Swift Packages can get some kinds of sources as resources automatically, but you may also need to add sources manually.

You can add them as files one by one. Or you can add the folder directly. If you use process, Xcode maybe take further optimization to the resources. If you want to keep them unchanged, you can use copy.

    targets: [
        // Targets are the basic building blocks of a package. A target can define a module or a test suite.
        // Targets can depend on other targets in this package, and on products in packages this package depends on.
        .target(
            name: "MyAppStore",
            dependencies: ["QRCodeKit", "ZIPFoundation"],
            resources: [
                .process("icons"),
                .process("AllApps.zip")
            ]),

Localization

Add default localizedation in Package.swift

let package = Package(
    name: "MyAppStore",
    defaultLocalization: "en",
    platforms: [
        .macOS(.v11),
        .iOS(.v14)
    ],

You must use genstrings to get localized strings.
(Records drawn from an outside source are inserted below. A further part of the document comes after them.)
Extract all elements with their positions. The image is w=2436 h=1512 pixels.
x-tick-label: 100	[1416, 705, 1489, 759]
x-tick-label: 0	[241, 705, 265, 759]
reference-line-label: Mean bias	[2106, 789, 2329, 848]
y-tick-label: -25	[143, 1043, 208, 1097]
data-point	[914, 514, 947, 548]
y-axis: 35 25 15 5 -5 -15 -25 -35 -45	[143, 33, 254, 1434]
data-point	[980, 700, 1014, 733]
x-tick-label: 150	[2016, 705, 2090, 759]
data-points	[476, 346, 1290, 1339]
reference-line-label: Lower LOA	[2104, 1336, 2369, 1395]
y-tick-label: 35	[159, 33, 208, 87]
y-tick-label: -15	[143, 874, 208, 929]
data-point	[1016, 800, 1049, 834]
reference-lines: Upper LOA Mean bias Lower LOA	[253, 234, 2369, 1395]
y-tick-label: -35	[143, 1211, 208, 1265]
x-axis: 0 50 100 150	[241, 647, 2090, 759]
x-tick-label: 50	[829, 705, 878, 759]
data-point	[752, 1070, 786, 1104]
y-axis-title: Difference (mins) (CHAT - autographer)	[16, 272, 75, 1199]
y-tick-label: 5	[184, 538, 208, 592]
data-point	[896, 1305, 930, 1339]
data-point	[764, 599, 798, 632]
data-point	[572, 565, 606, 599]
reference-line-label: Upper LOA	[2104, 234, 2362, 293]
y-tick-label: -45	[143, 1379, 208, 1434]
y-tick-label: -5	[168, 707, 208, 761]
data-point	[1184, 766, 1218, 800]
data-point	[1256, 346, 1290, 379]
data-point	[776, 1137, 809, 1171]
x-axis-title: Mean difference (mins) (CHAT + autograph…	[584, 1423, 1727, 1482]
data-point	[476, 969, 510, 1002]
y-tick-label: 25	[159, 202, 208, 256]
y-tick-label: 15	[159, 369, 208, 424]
  1. Go to the directory of swift files.
  2. Create a directory named en.lpproj.
  3. Run code find ./ -name "*.m" -print0 | xargs -0 genstrings -o en.lproj.
  4. Copy en.lpproj as the name of you intent, say zh.lpproj.
  5. Translate the localized strings under zh.lpproj.
$ tree
.
├── AppInfoSwiftUIView.swift
├── MainSwiftUIView.swift
├── en.lproj
│   └── Localizable.strings
└── zh.lproj
      └── Localizable.strings

Using String resources in Swift Packages

Swift Package is built alone with the main bundle, it is called model Bundle, so you have to explicitly tell the bundle by name, or the system will try to find the string resources in the main bundle.

Button(action: download, label: {
    Text("Download", bundle: .module)
})

You should also notice that there are still some subtle issues. I found that the lang.lpproj directories must be under the target directory directly, or the preview won't take the environment effect.
However, running app goes fine whenever the directory goes.